Learning from communities
There is limited research on the factors driving the opioid epidemic and no evidence-based strategies for how communities can minimize or prevent it, Peters said. Previous research of economically distressed communities shows residents tend to disengage and social networks start to break down. Hochstetler says residents may be less likely to monitor public spaces or work with police to reduce crime.
“With this level of disorganization we see a shift in cultural norms that makes a community less likely to condemn illicit behavior and prevent crime,” Hochstetler said. “If communities are not proactive and that economic shock leads to higher poverty and crime rates, graffiti, trash and abandoned buildings – you’re going to have more social problems.”
Researchers will work directly with those affected by opioids to collect data and identify what has and hasn’t worked in fighting the epidemic. They are developing an advisory panel, which will include law enforcement and court officials, public health experts, city and county leaders and medical professionals, as well as former addicts and family members, to help guide their research, Peters said.

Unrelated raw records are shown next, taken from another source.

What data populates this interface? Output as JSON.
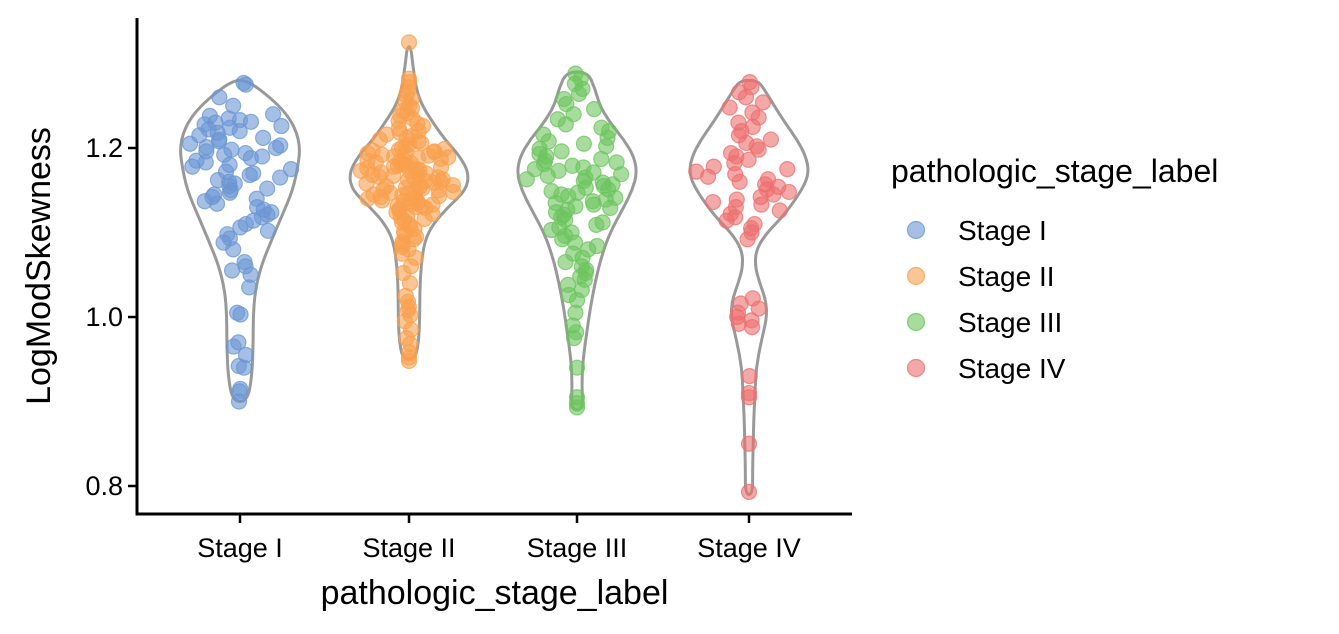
{
  "chart_data": {
    "type": "violin",
    "xlabel": "pathologic_stage_label",
    "ylabel": "LogModSkewness",
    "ylim": [
      0.77,
      1.35
    ],
    "yticks": [
      0.8,
      1.0,
      1.2
    ],
    "ytick_labels": [
      "0.8",
      "1.0",
      "1.2"
    ],
    "categories": [
      "Stage I",
      "Stage II",
      "Stage III",
      "Stage IV"
    ],
    "legend": {
      "title": "pathologic_stage_label",
      "position": "right",
      "entries": [
        "Stage I",
        "Stage II",
        "Stage III",
        "Stage IV"
      ]
    },
    "grid": false,
    "violin_outline_color": "#999999",
    "series": [
      {
        "name": "Stage I",
        "color": "#6A96D3",
        "range": [
          0.9,
          1.28
        ],
        "violin_profile": [
          [
            0.9,
            0.12
          ],
          [
            0.93,
            0.2
          ],
          [
            0.97,
            0.22
          ],
          [
            1.0,
            0.22
          ],
          [
            1.03,
            0.25
          ],
          [
            1.06,
            0.35
          ],
          [
            1.09,
            0.52
          ],
          [
            1.12,
            0.7
          ],
          [
            1.15,
            0.88
          ],
          [
            1.18,
            0.97
          ],
          [
            1.2,
            1.0
          ],
          [
            1.22,
            0.94
          ],
          [
            1.24,
            0.78
          ],
          [
            1.26,
            0.5
          ],
          [
            1.28,
            0.12
          ]
        ],
        "points": [
          1.277,
          1.275,
          1.26,
          1.25,
          1.24,
          1.238,
          1.235,
          1.233,
          1.231,
          1.23,
          1.228,
          1.226,
          1.224,
          1.222,
          1.22,
          1.218,
          1.215,
          1.212,
          1.21,
          1.208,
          1.205,
          1.203,
          1.201,
          1.2,
          1.198,
          1.196,
          1.194,
          1.192,
          1.19,
          1.188,
          1.185,
          1.183,
          1.18,
          1.178,
          1.175,
          1.172,
          1.17,
          1.168,
          1.165,
          1.162,
          1.16,
          1.158,
          1.155,
          1.152,
          1.15,
          1.147,
          1.145,
          1.142,
          1.14,
          1.137,
          1.134,
          1.13,
          1.127,
          1.124,
          1.121,
          1.118,
          1.114,
          1.11,
          1.106,
          1.102,
          1.098,
          1.093,
          1.088,
          1.08,
          1.065,
          1.06,
          1.055,
          1.05,
          1.035,
          1.005,
          1.003,
          0.97,
          0.965,
          0.955,
          0.942,
          0.94,
          0.915,
          0.912,
          0.9
        ]
      },
      {
        "name": "Stage II",
        "color": "#F9A04E",
        "range": [
          0.95,
          1.32
        ],
        "violin_profile": [
          [
            0.95,
            0.1
          ],
          [
            0.97,
            0.16
          ],
          [
            1.0,
            0.18
          ],
          [
            1.03,
            0.18
          ],
          [
            1.06,
            0.2
          ],
          [
            1.09,
            0.26
          ],
          [
            1.11,
            0.4
          ],
          [
            1.13,
            0.65
          ],
          [
            1.15,
            0.95
          ],
          [
            1.17,
            1.0
          ],
          [
            1.19,
            0.85
          ],
          [
            1.21,
            0.6
          ],
          [
            1.23,
            0.4
          ],
          [
            1.25,
            0.22
          ],
          [
            1.27,
            0.12
          ],
          [
            1.3,
            0.06
          ],
          [
            1.32,
            0.03
          ]
        ],
        "points": [
          1.325,
          1.282,
          1.278,
          1.272,
          1.266,
          1.262,
          1.258,
          1.254,
          1.25,
          1.247,
          1.244,
          1.241,
          1.238,
          1.235,
          1.232,
          1.229,
          1.226,
          1.223,
          1.22,
          1.218,
          1.216,
          1.214,
          1.212,
          1.21,
          1.208,
          1.206,
          1.204,
          1.202,
          1.2,
          1.199,
          1.198,
          1.197,
          1.196,
          1.195,
          1.194,
          1.193,
          1.192,
          1.191,
          1.19,
          1.189,
          1.188,
          1.187,
          1.186,
          1.185,
          1.184,
          1.183,
          1.182,
          1.181,
          1.18,
          1.179,
          1.178,
          1.177,
          1.176,
          1.175,
          1.174,
          1.173,
          1.172,
          1.171,
          1.17,
          1.169,
          1.168,
          1.167,
          1.166,
          1.165,
          1.164,
          1.163,
          1.162,
          1.161,
          1.16,
          1.159,
          1.158,
          1.157,
          1.156,
          1.155,
          1.154,
          1.153,
          1.152,
          1.151,
          1.15,
          1.149,
          1.148,
          1.147,
          1.146,
          1.145,
          1.144,
          1.143,
          1.142,
          1.141,
          1.14,
          1.139,
          1.138,
          1.137,
          1.136,
          1.135,
          1.134,
          1.133,
          1.132,
          1.131,
          1.13,
          1.129,
          1.128,
          1.126,
          1.124,
          1.122,
          1.12,
          1.118,
          1.116,
          1.114,
          1.112,
          1.11,
          1.107,
          1.104,
          1.101,
          1.098,
          1.095,
          1.092,
          1.089,
          1.086,
          1.083,
          1.08,
          1.075,
          1.07,
          1.06,
          1.052,
          1.04,
          1.025,
          1.018,
          1.012,
          1.008,
          1.002,
          0.995,
          0.985,
          0.975,
          0.968,
          0.958,
          0.952,
          0.948
        ]
      },
      {
        "name": "Stage III",
        "color": "#6CC45E",
        "range": [
          0.89,
          1.29
        ],
        "violin_profile": [
          [
            0.89,
            0.1
          ],
          [
            0.92,
            0.08
          ],
          [
            0.95,
            0.1
          ],
          [
            0.98,
            0.16
          ],
          [
            1.01,
            0.22
          ],
          [
            1.04,
            0.3
          ],
          [
            1.07,
            0.4
          ],
          [
            1.1,
            0.55
          ],
          [
            1.13,
            0.78
          ],
          [
            1.15,
            0.92
          ],
          [
            1.17,
            1.0
          ],
          [
            1.19,
            0.95
          ],
          [
            1.21,
            0.78
          ],
          [
            1.23,
            0.55
          ],
          [
            1.25,
            0.38
          ],
          [
            1.27,
            0.3
          ],
          [
            1.29,
            0.18
          ]
        ],
        "points": [
          1.288,
          1.282,
          1.276,
          1.27,
          1.264,
          1.258,
          1.252,
          1.246,
          1.24,
          1.234,
          1.228,
          1.224,
          1.22,
          1.216,
          1.212,
          1.208,
          1.205,
          1.202,
          1.199,
          1.196,
          1.193,
          1.19,
          1.187,
          1.185,
          1.183,
          1.181,
          1.179,
          1.177,
          1.175,
          1.173,
          1.171,
          1.169,
          1.167,
          1.165,
          1.163,
          1.161,
          1.159,
          1.157,
          1.155,
          1.153,
          1.151,
          1.149,
          1.147,
          1.145,
          1.143,
          1.141,
          1.139,
          1.137,
          1.135,
          1.133,
          1.131,
          1.129,
          1.127,
          1.124,
          1.121,
          1.118,
          1.115,
          1.112,
          1.109,
          1.106,
          1.103,
          1.1,
          1.096,
          1.092,
          1.088,
          1.084,
          1.08,
          1.075,
          1.07,
          1.065,
          1.06,
          1.056,
          1.052,
          1.048,
          1.044,
          1.038,
          1.032,
          1.026,
          1.02,
          1.005,
          0.99,
          0.982,
          0.975,
          0.94,
          0.905,
          0.898,
          0.893
        ]
      },
      {
        "name": "Stage IV",
        "color": "#EC6F6F",
        "range": [
          0.79,
          1.28
        ],
        "violin_profile": [
          [
            0.79,
            0.06
          ],
          [
            0.82,
            0.06
          ],
          [
            0.85,
            0.07
          ],
          [
            0.88,
            0.08
          ],
          [
            0.91,
            0.1
          ],
          [
            0.94,
            0.12
          ],
          [
            0.97,
            0.2
          ],
          [
            1.0,
            0.3
          ],
          [
            1.02,
            0.28
          ],
          [
            1.04,
            0.18
          ],
          [
            1.06,
            0.1
          ],
          [
            1.08,
            0.12
          ],
          [
            1.1,
            0.3
          ],
          [
            1.12,
            0.58
          ],
          [
            1.15,
            0.88
          ],
          [
            1.17,
            1.0
          ],
          [
            1.19,
            0.95
          ],
          [
            1.21,
            0.8
          ],
          [
            1.23,
            0.6
          ],
          [
            1.25,
            0.42
          ],
          [
            1.27,
            0.25
          ],
          [
            1.28,
            0.14
          ]
        ],
        "points": [
          1.278,
          1.272,
          1.266,
          1.26,
          1.254,
          1.248,
          1.242,
          1.236,
          1.23,
          1.225,
          1.22,
          1.215,
          1.21,
          1.206,
          1.202,
          1.198,
          1.194,
          1.19,
          1.186,
          1.182,
          1.178,
          1.175,
          1.172,
          1.169,
          1.166,
          1.163,
          1.16,
          1.157,
          1.154,
          1.151,
          1.148,
          1.145,
          1.142,
          1.139,
          1.136,
          1.133,
          1.13,
          1.126,
          1.122,
          1.118,
          1.114,
          1.11,
          1.105,
          1.1,
          1.092,
          1.022,
          1.016,
          1.01,
          1.005,
          1.0,
          0.996,
          0.992,
          0.988,
          0.93,
          0.91,
          0.905,
          0.85,
          0.793
        ]
      }
    ]
  }
}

The work will focus specifically on rural areas and micropolitan communities – populations between 10,000 and 50,000 – in different regions of the country. Researchers expect to find differences in rural areas driven by farming, forestry and mining, and want to develop appropriate strategies based on those economic factors.
Predicting risk with big data
A concern for researchers and communities alike is the lag time for data on opioid arrests and deaths, Peters said. The data can help identify potential problems, but the most recent statistics are often two years old. Researchers want to eliminate this barrier by using big data to develop a real-time opioid risk indicator for communities.
“To predict a community’s risk, we must understand the local dynamics, the community’s connectivity to other areas and the risks there,” Davis said. “We don’t yet know how all the indicators for opioids are linked, but we’re going to look at data on people, economic situations, previous risk in the area and potential trafficking patterns. All of this data combined should help form a picture of the local risk.”
The ability to predict is what will set this risk indicator apart from other data sources. If researchers are successful, communities can use the tool to identify the risk and take action before it becomes a larger problem. Researchers will test the tool in 12 communities as part of the five-year project.